Comment by antihero

Comment by antihero 5 days ago

20 replies

This is why you have refresh tokens - your actual token expires regularly, but the client has a token that allows you to get a new one. Revoking is a case of not allowing them to get a new one.

ars 5 days ago

You only have to do that if you must validate a token, without having access to session data.

I doubt most systems are like that, you can just use what you call "your actual token" and check if the session is still valid. Adding a second token is rarely needed unless you have disconnected systems that can't see session data.

  • fastball 4 days ago

    Not having to start all my API handlers with a call to the DB to check token validity significantly improves speed for endpoints that don't need the SQL db for anything else, and reduces the load on my SQL db at the same time.

    • ars 4 days ago

      Does it actually improve speed though? The DB check is simply "does this key exist", it can be done in a memory database, it doesn't have to be the same DB as the rest of your data.

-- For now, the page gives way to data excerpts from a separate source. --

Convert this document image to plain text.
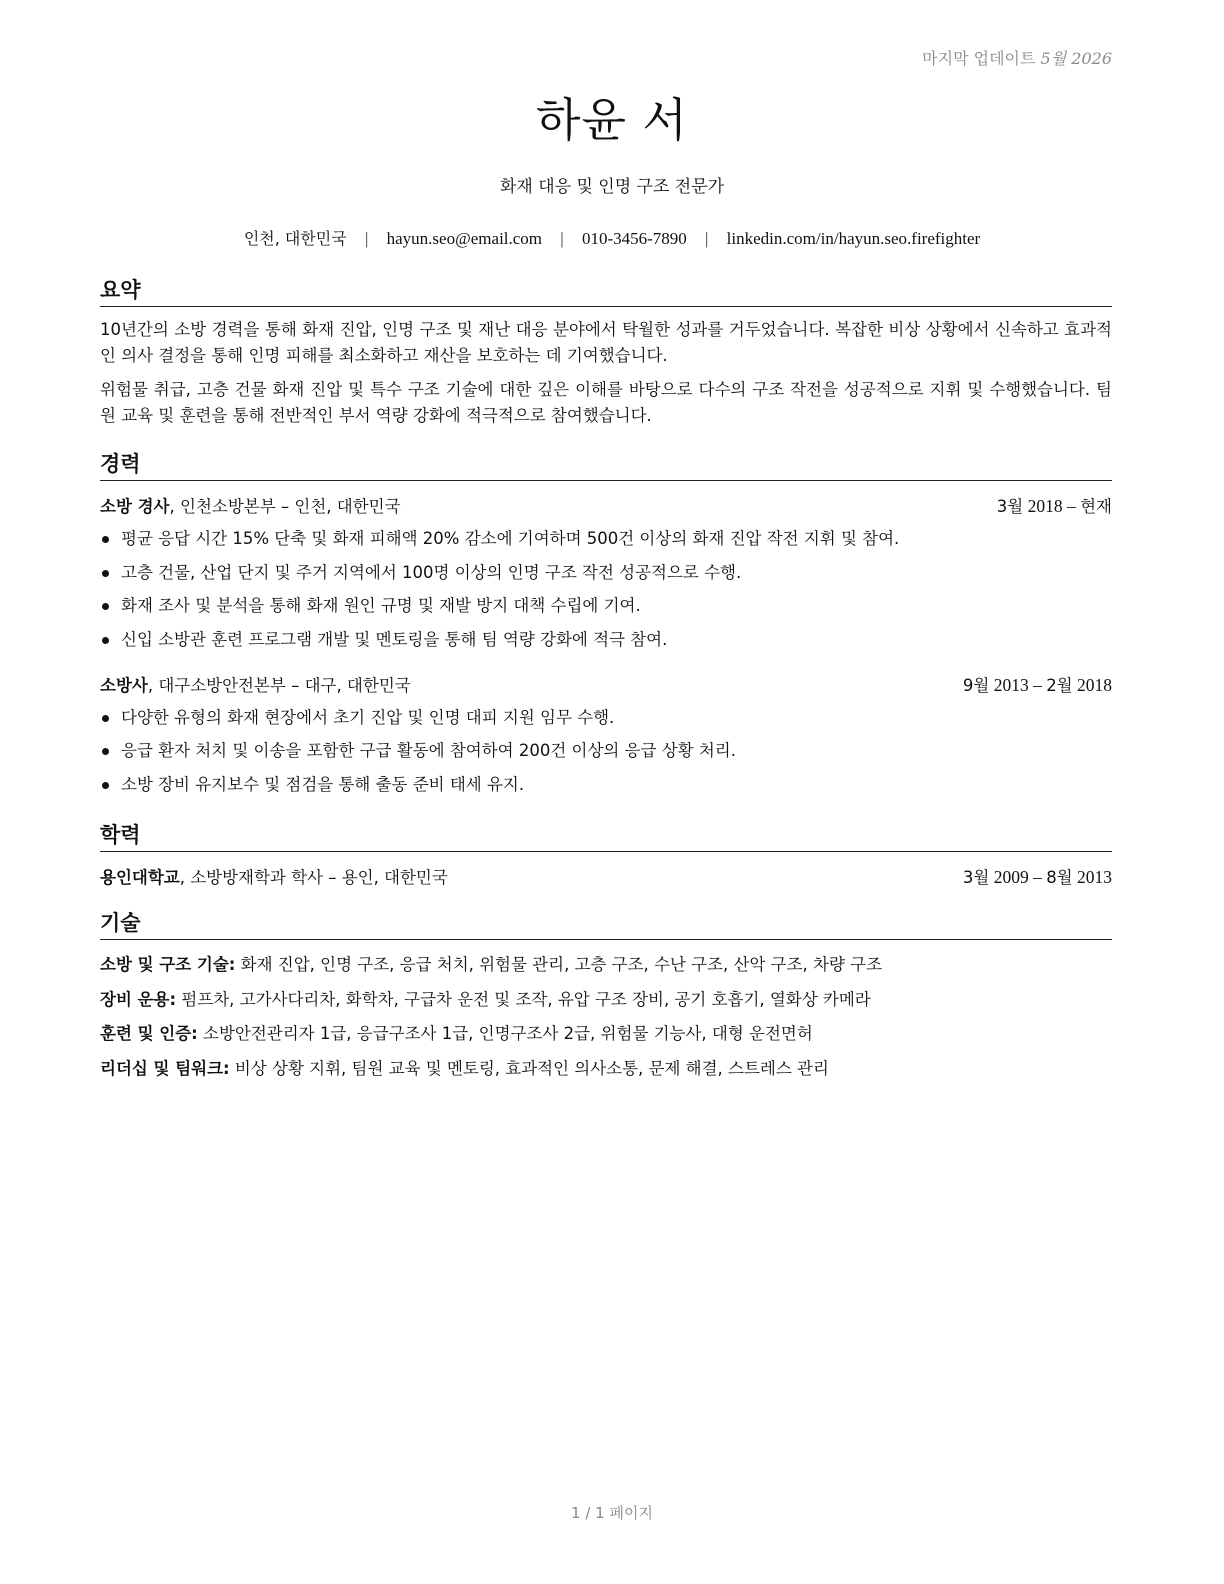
마지막 업데이트 5월 2026
하윤 서
화재 대응 및 인명 구조 전문가
인천, 대한민국 | hayun.seo@email.com | 010-3456-7890 | linkedin.com/in/hayun.seo.firefighter
요약

10년간의 소방 경력을 통해 화재 진압, 인명 구조 및 재난 대응 분야에서 탁월한 성과를 거두었습니다. 복잡한 비상 상황에서 신속하고 효과적인 의사 결정을 통해 인명 피해를 최소화하고 재산을 보호하는 데 기여했습니다.

위험물 취급, 고층 건물 화재 진압 및 특수 구조 기술에 대한 깊은 이해를 바탕으로 다수의 구조 작전을 성공적으로 지휘 및 수행했습니다. 팀원 교육 및 훈련을 통해 전반적인 부서 역량 강화에 적극적으로 참여했습니다.

경력
소방 경사, 인천소방본부 – 인천, 대한민국	3월 2018 – 현재
평균 응답 시간 15% 단축 및 화재 피해액 20% 감소에 기여하며 500건 이상의 화재 진압 작전 지휘 및 참여.
고층 건물, 산업 단지 및 주거 지역에서 100명 이상의 인명 구조 작전 성공적으로 수행.
화재 조사 및 분석을 통해 화재 원인 규명 및 재발 방지 대책 수립에 기여.
신입 소방관 훈련 프로그램 개발 및 멘토링을 통해 팀 역량 강화에 적극 참여.
소방사, 대구소방안전본부 – 대구, 대한민국	9월 2013 – 2월 2018
다양한 유형의 화재 현장에서 초기 진압 및 인명 대피 지원 임무 수행.
응급 환자 처치 및 이송을 포함한 구급 활동에 참여하여 200건 이상의 응급 상황 처리.
소방 장비 유지보수 및 점검을 통해 출동 준비 태세 유지.
학력
용인대학교, 소방방재학과 학사 – 용인, 대한민국	3월 2009 – 8월 2013
기술
소방 및 구조 기술: 화재 진압, 인명 구조, 응급 처치, 위험물 관리, 고층 구조, 수난 구조, 산악 구조, 차량 구조
장비 운용: 펌프차, 고가사다리차, 화학차, 구급차 운전 및 조작, 유압 구조 장비, 공기 호흡기, 열화상 카메라
훈련 및 인증: 소방안전관리자 1급, 응급구조사 1급, 인명구조사 2급, 위험물 기능사, 대형 운전면허
리더십 및 팀워크: 비상 상황 지휘, 팀원 교육 및 멘토링, 효과적인 의사소통, 문제 해결, 스트레스 관리
1 / 1 페이지
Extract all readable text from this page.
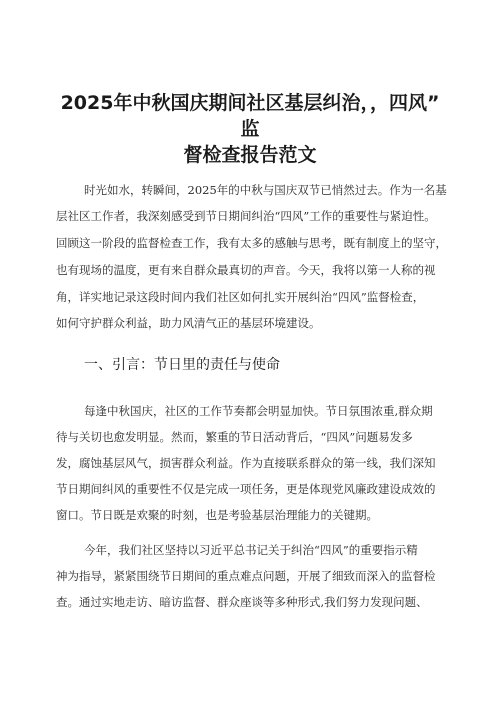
2025年中秋国庆期间社区基层纠治，，四风”
监
督检查报告范文
时光如水，转瞬间，2025年的中秋与国庆双节已悄然过去。作为一名基
层社区工作者，我深刻感受到节日期间纠治“四风”工作的重要性与紧迫性。
回顾这一阶段的监督检查工作，我有太多的感触与思考，既有制度上的坚守，
也有现场的温度，更有来自群众最真切的声音。今天，我将以第一人称的视
角，详实地记录这段时间内我们社区如何扎实开展纠治“四风”监督检查，
如何守护群众利益，助力风清气正的基层环境建设。
一、引言：节日里的责任与使命
每逢中秋国庆，社区的工作节奏都会明显加快。节日氛围浓重,群众期
待与关切也愈发明显。然而，繁重的节日活动背后，“四风”问题易发多
发，腐蚀基层风气，损害群众利益。作为直接联系群众的第一线，我们深知
节日期间纠风的重要性不仅是完成一项任务，更是体现党风廉政建设成效的
窗口。节日既是欢聚的时刻，也是考验基层治理能力的关键期。
今年，我们社区坚持以习近平总书记关于纠治“四风”的重要指示精
神为指导，紧紧围绕节日期间的重点难点问题，开展了细致而深入的监督检
查。通过实地走访、暗访监督、群众座谈等多种形式,我们努力发现问题、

      Validating a token requires running encryption level algorithms to check the signing signature, and those are not fast.

      • fastball 8 hours ago

        It definitely improves speed. Crypto algos are slow, but they are not slower than a TCP roundtrip. Even a memory database is not generally running on the same machine, so there is still a round-trip cost vs a JWT. Also, although it doesn't need to be the same DB, it adds more complexity to store such a key in a different DB than your actual user data (where the original auth logic is coming from).

    • RadiozRadioz 3 days ago

      Then don't hit the SQL DB directly, cache the tokens in memory. Be it Redis or just in your app. Invalidate the cache on token expiry (Redis has TTL built in).

      UserID -> token is a tiny amount of data.

      • fastball 7 hours ago

        And now I need to invalidate the cache if the key is invalidated. Also this cache cannot be updated/invalidated atomically, like I can if I'm just storing a refresh key in the SQL db. Caching in Redis is more complex and more prone to error than access/refresh token systems.

d4mi3n 5 days ago

This is an implementation detail in my opinion. There are cases where having the capability to force a refresh is desired. There are also cases where you want to be able to lock out a specific session/user/device. YMMV, do what makes sense for your business/context/threat model.

  • SOLAR_FIELDS 5 days ago

    It is, but its an architectural decision that forces expiry by default. So you should probably even have both. AWS runs 12 hour session tokens, but you can still revoke those to address a compromise in that 12 hour gap. The nice thing that forced expiry does is you just get token revocation For Free by virtue of not allowing renewal

kevincox 4 days ago

This is really just an optimization. It means that you don't need to do an expiry check on the regular token, only on the refresh token. It doesn't change the fact that you should be able to revoke a session before it naturally expires.

  • catlifeonmars 4 days ago

    Having a short session expiry is a workaround for not being able to revoke a token in real time. This is really the fault of stateless auth protocols (like OAuth) which do offline authentication by design. This allows authentication to scale in federated identity contexts.

    • apitman 4 days ago

      OAuth2 is not inherently stateless.

      • catlifeonmars 4 days ago

        Good call. I said OAuth but what I meant was OIDC and specifically JWT. OAuth (not OIDC) implementations MAY use opaque access tokens that require server side state to validate.

  • antihero 4 days ago

    Yeah but depending on how you set it up, you could have a very short expiry. If your auth system is as simple as: Verify refresh token -> Check a fast datastore to see if revoked -> Generate new auth token, this is very easy to scale and and you could have millions of users refreshing with high regularity (<10s) at low cost, without impacting on your actual services (who can verify the auth token offline).

    Say you had 1,000,000 users, and they checked every ten seconds, that's 100,000 requests per-second. If you have 1,000,000 users and can't afford to run a redis/api that can handle an O(1) lookup with decode/sign that can handle that level of traffic, you have operational issues ;)

    It's all a tradeoff. Yes, it means some user may have a valid token for ten more seconds than they should, but this should be factored into how you manage risk and trust in your org.

kevin_thibedeau 5 days ago

That's a great way to interfere with local work when the network goes down.

  • freedomben 5 days ago

    If you've built a local app that has to authenticate you against a remote web service even when offline, and all the actual work is being done locally, you have much bigger design issues than authn IMHO

  • rafaelmn 5 days ago

    Access tokens are used for network calls so if the network is down nothing works anyway ?

    • dylan604 5 days ago

      You mean the power going out is related to why my computer will not respond and the screen went blank? That's strange

      • bravesoul2 4 days ago

        Sounds like you want local-first offline-first apps? Me too.